いま乗りに乗っているヘモ&ムーファイヤーの二人が超多忙の中、この夏に映像作品を含む3タイトル(『Watching U』『Escape TV』『Escape Villa』)をリリース。各作品とも彼女たちならではの現場感あふれるテーマに沿った芯のある作品ばかりだ。

東京を代表する女性サウンド・クルー、ヘモ&ムーファイヤー。その活動は、クラブ・プレイに留まらず、イベントの企画、レーベルの運営、そしてさらには自分たちがくつろげて楽しめる空間としてクラブまでオープンし、その動きは拡大する一方だ。その活発な動きを象徴するように彼女達の作品がこの夏に次々とリリースされる。

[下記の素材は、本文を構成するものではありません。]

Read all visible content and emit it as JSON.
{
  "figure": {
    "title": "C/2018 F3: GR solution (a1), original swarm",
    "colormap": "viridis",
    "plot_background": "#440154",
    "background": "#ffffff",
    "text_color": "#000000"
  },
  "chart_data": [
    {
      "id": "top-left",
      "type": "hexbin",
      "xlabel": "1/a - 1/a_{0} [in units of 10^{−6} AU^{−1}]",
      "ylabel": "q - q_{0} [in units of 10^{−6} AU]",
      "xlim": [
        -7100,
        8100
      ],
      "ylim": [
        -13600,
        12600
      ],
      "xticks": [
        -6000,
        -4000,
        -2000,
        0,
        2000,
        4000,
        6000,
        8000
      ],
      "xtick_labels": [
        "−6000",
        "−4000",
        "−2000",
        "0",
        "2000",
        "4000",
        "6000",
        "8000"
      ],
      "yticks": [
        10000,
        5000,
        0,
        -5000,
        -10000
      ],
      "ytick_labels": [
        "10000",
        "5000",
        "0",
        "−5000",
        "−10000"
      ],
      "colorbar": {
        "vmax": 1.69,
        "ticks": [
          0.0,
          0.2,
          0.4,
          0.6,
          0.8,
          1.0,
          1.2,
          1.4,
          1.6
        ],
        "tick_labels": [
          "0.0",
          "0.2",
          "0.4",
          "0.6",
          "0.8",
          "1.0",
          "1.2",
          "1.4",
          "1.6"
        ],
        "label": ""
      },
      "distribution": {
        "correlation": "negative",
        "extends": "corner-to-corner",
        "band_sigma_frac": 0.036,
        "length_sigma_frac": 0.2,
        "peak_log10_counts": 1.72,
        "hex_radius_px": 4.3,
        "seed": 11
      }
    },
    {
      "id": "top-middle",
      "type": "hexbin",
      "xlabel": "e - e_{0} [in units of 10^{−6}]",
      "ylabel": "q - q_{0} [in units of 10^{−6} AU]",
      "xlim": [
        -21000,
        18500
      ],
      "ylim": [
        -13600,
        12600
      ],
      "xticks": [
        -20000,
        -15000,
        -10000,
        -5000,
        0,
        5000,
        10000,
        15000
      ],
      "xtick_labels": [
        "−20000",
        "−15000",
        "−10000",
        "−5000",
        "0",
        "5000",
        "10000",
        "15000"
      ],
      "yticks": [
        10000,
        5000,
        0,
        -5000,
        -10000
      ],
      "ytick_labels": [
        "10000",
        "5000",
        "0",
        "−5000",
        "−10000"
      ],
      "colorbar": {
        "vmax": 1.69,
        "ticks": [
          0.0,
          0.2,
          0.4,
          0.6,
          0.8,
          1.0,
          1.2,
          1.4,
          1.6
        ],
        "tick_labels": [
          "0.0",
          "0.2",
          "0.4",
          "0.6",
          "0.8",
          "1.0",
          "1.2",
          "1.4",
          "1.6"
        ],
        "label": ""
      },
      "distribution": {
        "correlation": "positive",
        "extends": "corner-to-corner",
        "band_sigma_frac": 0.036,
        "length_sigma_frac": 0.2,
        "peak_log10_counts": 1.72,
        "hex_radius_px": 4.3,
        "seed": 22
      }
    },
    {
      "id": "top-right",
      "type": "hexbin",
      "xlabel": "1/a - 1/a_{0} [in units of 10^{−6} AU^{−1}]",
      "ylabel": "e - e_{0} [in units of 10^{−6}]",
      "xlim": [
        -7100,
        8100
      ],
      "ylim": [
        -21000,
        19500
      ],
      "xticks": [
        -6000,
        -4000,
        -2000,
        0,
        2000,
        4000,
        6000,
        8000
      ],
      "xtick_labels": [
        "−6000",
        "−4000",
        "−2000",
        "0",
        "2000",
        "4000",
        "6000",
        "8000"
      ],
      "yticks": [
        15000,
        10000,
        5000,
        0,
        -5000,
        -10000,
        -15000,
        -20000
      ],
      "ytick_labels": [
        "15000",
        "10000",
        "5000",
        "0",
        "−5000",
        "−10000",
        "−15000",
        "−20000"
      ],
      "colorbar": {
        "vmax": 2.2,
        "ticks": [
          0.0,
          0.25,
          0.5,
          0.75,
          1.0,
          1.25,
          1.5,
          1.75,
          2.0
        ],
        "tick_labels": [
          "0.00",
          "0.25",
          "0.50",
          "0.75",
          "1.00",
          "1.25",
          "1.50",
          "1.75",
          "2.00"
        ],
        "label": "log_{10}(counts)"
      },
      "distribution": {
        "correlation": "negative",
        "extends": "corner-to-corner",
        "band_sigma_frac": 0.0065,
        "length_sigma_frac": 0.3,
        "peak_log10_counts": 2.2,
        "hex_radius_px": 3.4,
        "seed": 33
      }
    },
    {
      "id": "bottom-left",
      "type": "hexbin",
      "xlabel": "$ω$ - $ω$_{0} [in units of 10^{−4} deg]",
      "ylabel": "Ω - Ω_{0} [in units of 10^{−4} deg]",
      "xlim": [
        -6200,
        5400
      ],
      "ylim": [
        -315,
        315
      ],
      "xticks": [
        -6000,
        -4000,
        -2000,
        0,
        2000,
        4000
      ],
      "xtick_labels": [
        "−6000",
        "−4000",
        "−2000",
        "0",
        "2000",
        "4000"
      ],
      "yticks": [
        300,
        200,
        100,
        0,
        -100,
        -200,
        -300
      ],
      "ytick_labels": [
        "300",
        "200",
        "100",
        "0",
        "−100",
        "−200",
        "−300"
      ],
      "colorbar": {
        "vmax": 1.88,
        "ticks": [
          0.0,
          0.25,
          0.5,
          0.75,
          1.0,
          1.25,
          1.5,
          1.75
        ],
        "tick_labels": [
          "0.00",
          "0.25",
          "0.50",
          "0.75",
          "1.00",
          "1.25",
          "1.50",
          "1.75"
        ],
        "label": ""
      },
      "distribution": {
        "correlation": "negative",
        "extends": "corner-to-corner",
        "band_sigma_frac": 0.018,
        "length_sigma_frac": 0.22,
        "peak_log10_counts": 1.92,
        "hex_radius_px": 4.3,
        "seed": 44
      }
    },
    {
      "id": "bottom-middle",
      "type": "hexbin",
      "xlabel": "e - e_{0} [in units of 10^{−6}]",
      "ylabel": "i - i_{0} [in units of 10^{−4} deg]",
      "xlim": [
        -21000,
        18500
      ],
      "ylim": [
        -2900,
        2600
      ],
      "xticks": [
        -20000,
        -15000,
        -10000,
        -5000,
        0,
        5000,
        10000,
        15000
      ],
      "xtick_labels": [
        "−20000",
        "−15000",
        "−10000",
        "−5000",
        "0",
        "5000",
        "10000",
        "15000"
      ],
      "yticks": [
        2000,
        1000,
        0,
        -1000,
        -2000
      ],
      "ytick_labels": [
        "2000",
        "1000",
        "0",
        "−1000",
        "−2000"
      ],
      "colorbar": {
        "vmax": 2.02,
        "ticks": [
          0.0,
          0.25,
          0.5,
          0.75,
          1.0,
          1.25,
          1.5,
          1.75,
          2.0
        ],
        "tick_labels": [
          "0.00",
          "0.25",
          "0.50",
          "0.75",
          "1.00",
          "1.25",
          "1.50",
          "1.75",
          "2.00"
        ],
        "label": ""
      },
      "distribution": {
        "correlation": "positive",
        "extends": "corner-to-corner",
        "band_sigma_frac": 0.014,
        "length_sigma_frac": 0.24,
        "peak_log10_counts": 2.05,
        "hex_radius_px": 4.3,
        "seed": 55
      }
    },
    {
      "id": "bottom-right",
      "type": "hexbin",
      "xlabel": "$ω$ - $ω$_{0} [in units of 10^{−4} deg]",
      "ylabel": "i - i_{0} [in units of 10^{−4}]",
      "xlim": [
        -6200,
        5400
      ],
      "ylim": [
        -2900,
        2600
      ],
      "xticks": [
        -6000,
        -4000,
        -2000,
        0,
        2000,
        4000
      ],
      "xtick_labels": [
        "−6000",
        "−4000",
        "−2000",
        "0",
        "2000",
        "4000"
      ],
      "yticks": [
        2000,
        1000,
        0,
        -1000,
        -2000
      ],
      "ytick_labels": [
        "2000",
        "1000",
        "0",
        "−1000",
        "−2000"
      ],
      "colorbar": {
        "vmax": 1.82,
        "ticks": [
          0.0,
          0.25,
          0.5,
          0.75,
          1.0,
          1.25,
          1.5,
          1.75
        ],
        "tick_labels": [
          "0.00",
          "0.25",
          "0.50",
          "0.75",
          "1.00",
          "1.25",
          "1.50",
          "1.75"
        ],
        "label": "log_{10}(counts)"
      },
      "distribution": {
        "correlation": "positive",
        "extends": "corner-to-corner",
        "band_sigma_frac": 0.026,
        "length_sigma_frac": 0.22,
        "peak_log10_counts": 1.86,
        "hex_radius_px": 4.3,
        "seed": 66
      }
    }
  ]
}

 まずは、自身のレーベルからV.A.『Escape』、V.A.『Indian Summer』、Ken-U『Doko』、V.A.『Soca Escape』に続く第5弾リリースとなるオムニバス・アルバム『Watching U』。ケン-Uの「Doko」というビッグ・ヒットを生み出したモンスター・リディム "Escape" に代表されるようにソカ・テイストを盛り込んだ踊れるチューンを中心にリリースしているが、今作は純粋なジャマイカ産ダンスホールということで、これまでの“Bacchanal”というレーベルではなく“Escape 2 Dancehall”というレーベル名での初リリース。エレファント・マン、ウェイン・ワンダー、ヴォイス・メール、レディ・ソウなど、ジャマイカの人気アーティストに加え、Bacchanalお馴染みのジャパニーズ・アーティスト、ランキン・タクシー、ケン-U、ミッキー・リッチなどを収録してる。

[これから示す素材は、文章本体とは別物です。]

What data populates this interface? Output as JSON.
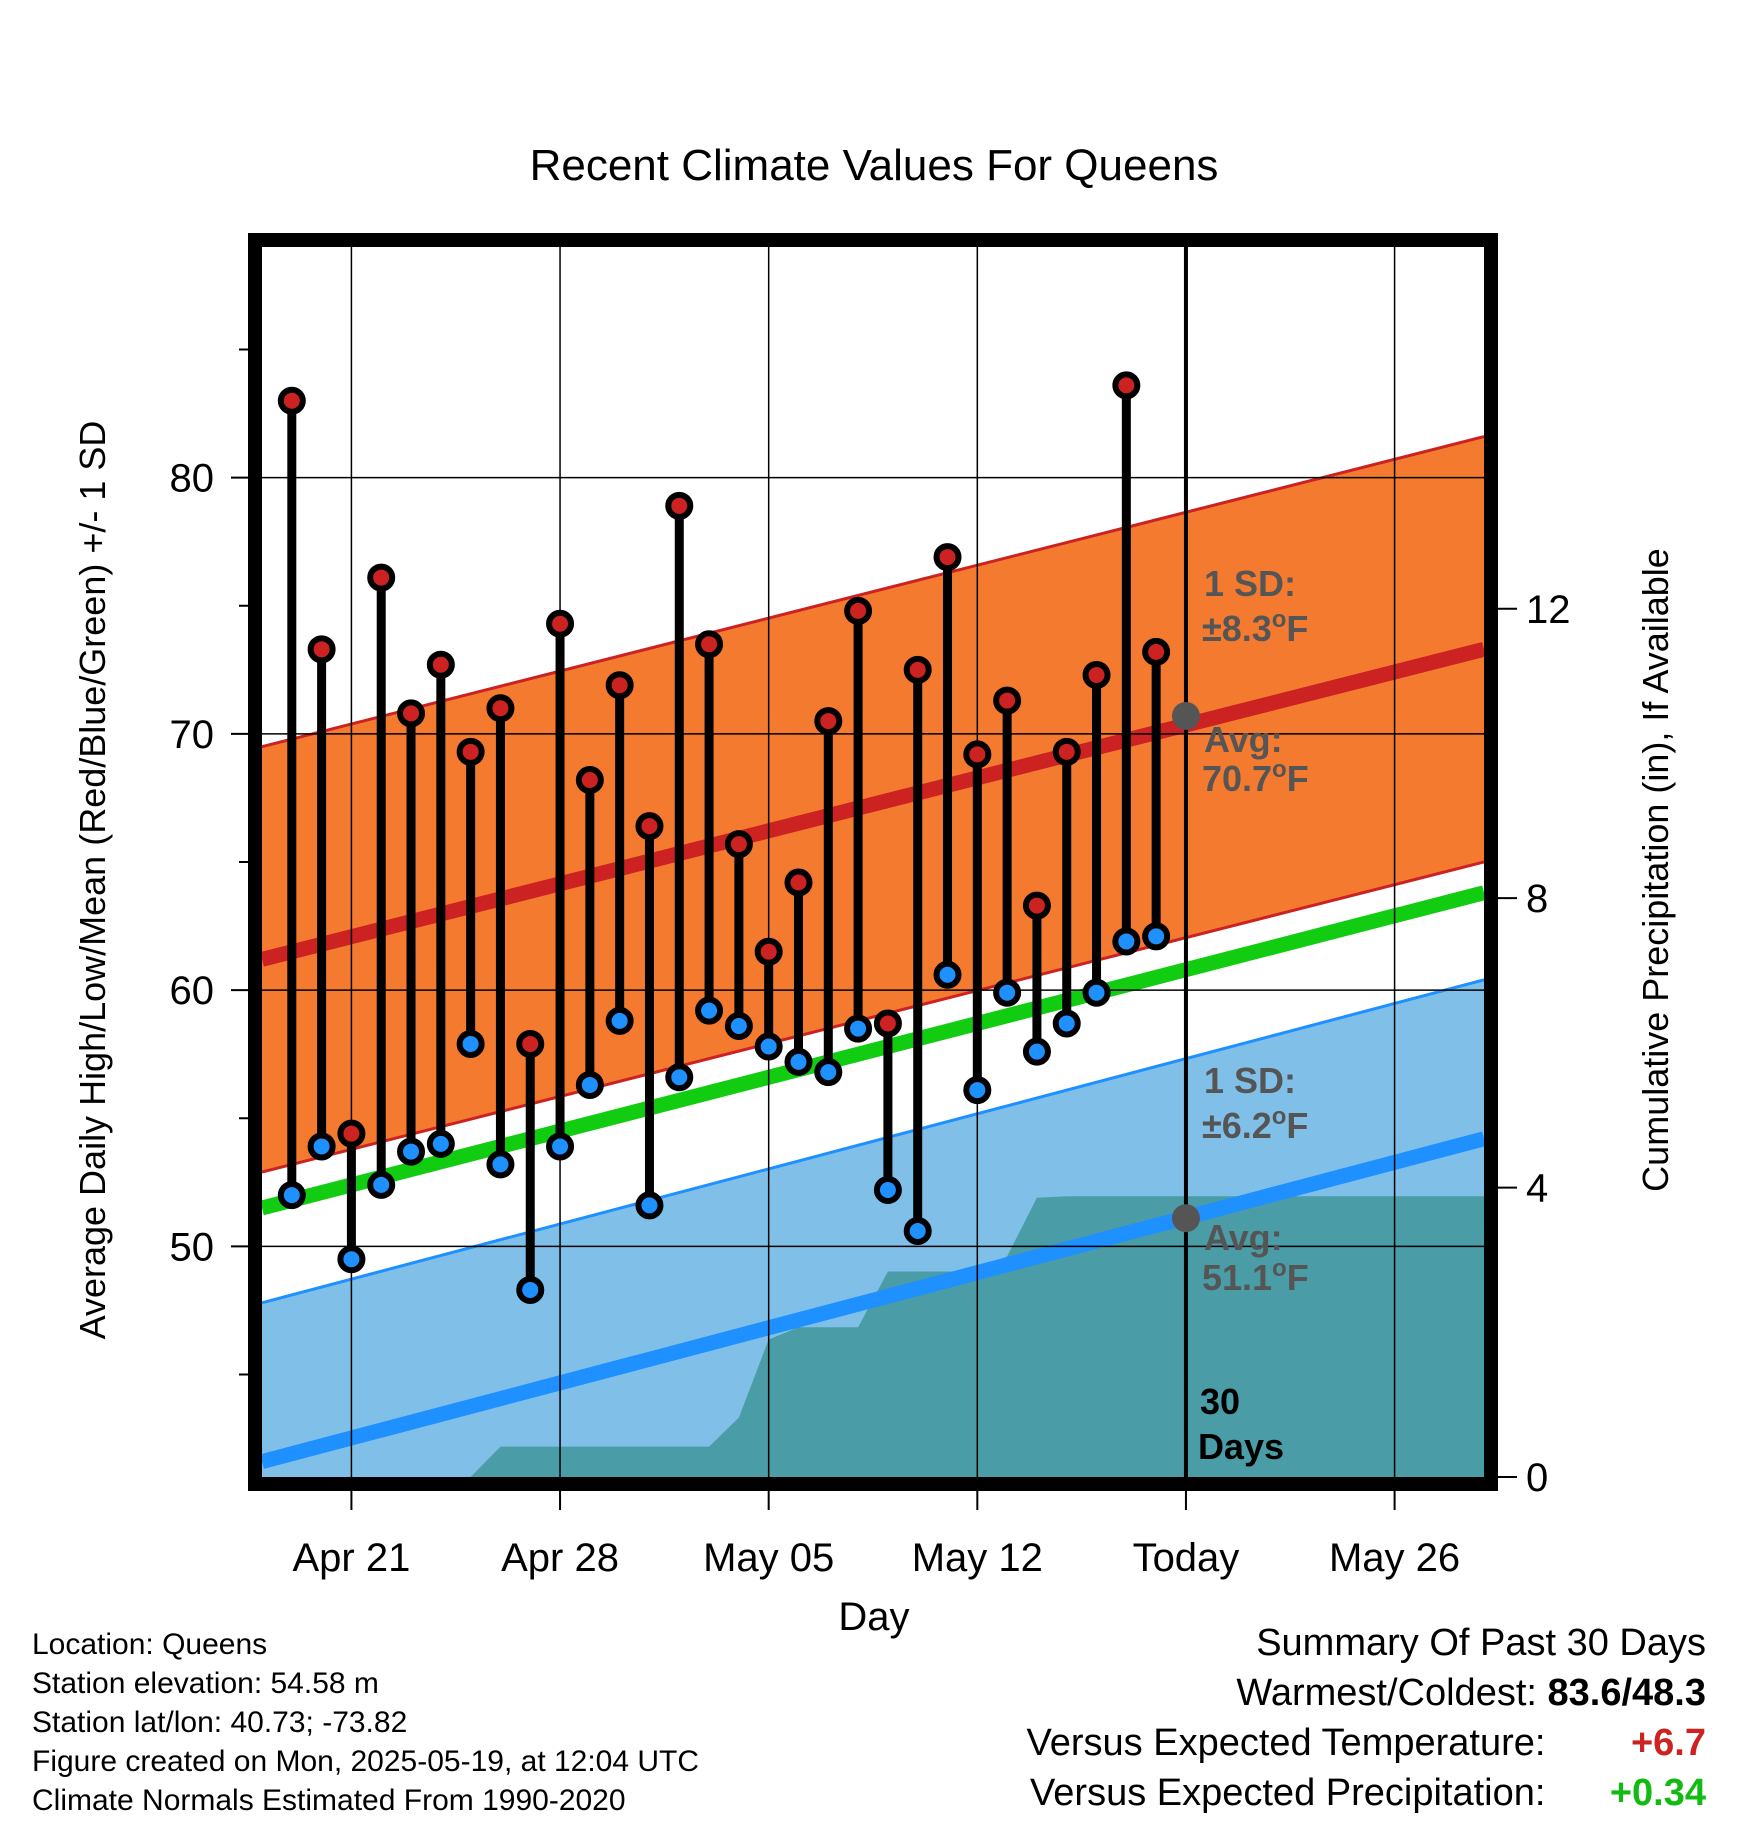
{
  "chart_data": {
    "type": "line",
    "title": "Recent Climate Values For Queens",
    "xlabel": "Day",
    "ylabel_left": "Average Daily High/Low/Mean (Red/Blue/Green) +/- 1 SD",
    "ylabel_right": "Cumulative Precipitation (in), If Available",
    "x_range": [
      "2025-04-18",
      "2025-05-29"
    ],
    "ylim_left": [
      41,
      89
    ],
    "ylim_right": [
      -0.0,
      17.0
    ],
    "yticks_left": [
      50,
      60,
      70,
      80
    ],
    "yticks_right": [
      0,
      4,
      8,
      12
    ],
    "x_tick_labels": [
      {
        "date": "2025-04-21",
        "label": "Apr 21"
      },
      {
        "date": "2025-04-28",
        "label": "Apr 28"
      },
      {
        "date": "2025-05-05",
        "label": "May 05"
      },
      {
        "date": "2025-05-12",
        "label": "May 12"
      },
      {
        "date": "2025-05-19",
        "label": "Today"
      },
      {
        "date": "2025-05-26",
        "label": "May 26"
      }
    ],
    "grid": true,
    "normals": {
      "avg_high": {
        "start": 61.2,
        "end": 73.3,
        "sd": 8.3,
        "color": "#cc2222",
        "band_color": "#f47a30"
      },
      "avg_low": {
        "start": 41.6,
        "end": 54.2,
        "sd": 6.2,
        "color": "#1e90ff",
        "band_color": "#80c0e8"
      },
      "avg_mean": {
        "start": 51.5,
        "end": 63.8,
        "color": "#11cc11"
      }
    },
    "daily": {
      "dates": [
        "2025-04-19",
        "2025-04-20",
        "2025-04-21",
        "2025-04-22",
        "2025-04-23",
        "2025-04-24",
        "2025-04-25",
        "2025-04-26",
        "2025-04-27",
        "2025-04-28",
        "2025-04-29",
        "2025-04-30",
        "2025-05-01",
        "2025-05-02",
        "2025-05-03",
        "2025-05-04",
        "2025-05-05",
        "2025-05-06",
        "2025-05-07",
        "2025-05-08",
        "2025-05-09",
        "2025-05-10",
        "2025-05-11",
        "2025-05-12",
        "2025-05-13",
        "2025-05-14",
        "2025-05-15",
        "2025-05-16",
        "2025-05-17",
        "2025-05-18"
      ],
      "highs": [
        83.0,
        73.3,
        54.4,
        76.1,
        70.8,
        72.7,
        69.3,
        71.0,
        57.9,
        74.3,
        68.2,
        71.9,
        66.4,
        78.9,
        73.5,
        65.7,
        61.5,
        64.2,
        70.5,
        74.8,
        58.7,
        72.5,
        76.9,
        69.2,
        71.3,
        63.3,
        69.3,
        72.3,
        83.6,
        73.2
      ],
      "lows": [
        52.0,
        53.9,
        49.5,
        52.4,
        53.7,
        54.0,
        57.9,
        53.2,
        48.3,
        53.9,
        56.3,
        58.8,
        51.6,
        56.6,
        59.2,
        58.6,
        57.8,
        57.2,
        56.8,
        58.5,
        52.2,
        50.6,
        60.6,
        56.1,
        59.9,
        57.6,
        58.7,
        59.9,
        61.9,
        62.1
      ],
      "high_color": "#cc2222",
      "low_color": "#1e90ff"
    },
    "cumulative_precip": {
      "dates": [
        "2025-04-18",
        "2025-04-25",
        "2025-04-26",
        "2025-04-27",
        "2025-05-03",
        "2025-05-04",
        "2025-05-05",
        "2025-05-06",
        "2025-05-08",
        "2025-05-09",
        "2025-05-12",
        "2025-05-13",
        "2025-05-14",
        "2025-05-15",
        "2025-05-29"
      ],
      "values": [
        0.0,
        0.0,
        0.42,
        0.42,
        0.42,
        0.82,
        1.9,
        2.07,
        2.07,
        2.84,
        2.84,
        3.05,
        3.86,
        3.88,
        3.88
      ],
      "color": "#4a9ca6"
    },
    "today_marker": {
      "date": "2025-05-19",
      "label": "Today",
      "window_label_1": "30",
      "window_label_2": "Days"
    },
    "annotations": {
      "high_sd_label": "1 SD:",
      "high_sd_value": "±8.3°F",
      "high_avg_label": "Avg:",
      "high_avg_value": "70.7°F",
      "high_avg": 70.7,
      "low_sd_label": "1 SD:",
      "low_sd_value": "±6.2°F",
      "low_avg_label": "Avg:",
      "low_avg_value": "51.1°F",
      "low_avg": 51.1
    }
  },
  "info": {
    "location": "Location: Queens",
    "elevation": "Station elevation: 54.58 m",
    "latlon": "Station lat/lon: 40.73; -73.82",
    "created": "Figure created on Mon, 2025-05-19, at 12:04 UTC",
    "normals": "Climate Normals Estimated From 1990-2020"
  },
  "summary": {
    "title": "Summary Of Past 30 Days",
    "warm_cold_label": "Warmest/Coldest:",
    "warm_cold_value": "83.6/48.3",
    "temp_label": "Versus Expected Temperature:",
    "temp_value": "+6.7",
    "temp_color": "#cc2222",
    "precip_label": "Versus Expected Precipitation:",
    "precip_value": "+0.34",
    "precip_color": "#11bb11"
  }
}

 お次ぎは映像作品。これまでダンス・ヴィデオ(DVD)をリリースしてきたが、今回はこれまで10年以上ジャマイカに通いつめ、ジャマイカの音楽業界を中心に交流を深めてきた彼女たちならではのジャマイカの様々な情報や文化を盛り込んだ映像作品。レポーターはダンスホール・クイーン、ジュンコが担当し、ダンスはもちろん、ライフスタイル、食べ物、サウンド・システム、さらにはトリニダードでのプレイやジャマイカの若手ダンサー、Kadillacのダンス・ショウケースや日本のダンスホール・シーンまで紹介した盛りだくさんな内容に仕上がっている。

 そして最後は、これまで『On The Beach』『Under The Blanket』という2枚のアルバムを出してきたヘモ&ムーファイヤー・プレゼントによレゲエ・カヴァー・アルバム企画の第3弾。毎回コンセプトを決めてそのシチュエーションに合った楽曲がセレクトされているが、今作は恋人たちがジャマイカのポートアントニオあたりのヴィラで一晩過ごすのに最適な仕上がりで、タイトルも題して『Escape Villa』。既に7インチで数タイトルがリリースされているが、ディーン・フレイザーによる書き下ろしオリジナル曲やアンソニー・Bによるボブ・マーリー・カヴァーなどなど、新しめの曲から古いものまで幅広いがスウィートな楽曲が多数収録されている。
 各作品とも非常に個性的で、ある意味ヘモ&ムーファイヤーの様々な角度から見たジャマイカ、そしてレゲエというものを堪能できる作品に仕上がっている。今後、彼女達がどう動きをしていくのか興味深いところだ。


"Hemo+Moofire Presents Escape Villa"
V.A.
[Warner / WPCL-10272]
"Watching U"
V.A.
[Escape 2 Dancehall / BACD-005]
"Hemo+Moofire Presents
Escape TV"
DVD
[Escape / THDVD-004]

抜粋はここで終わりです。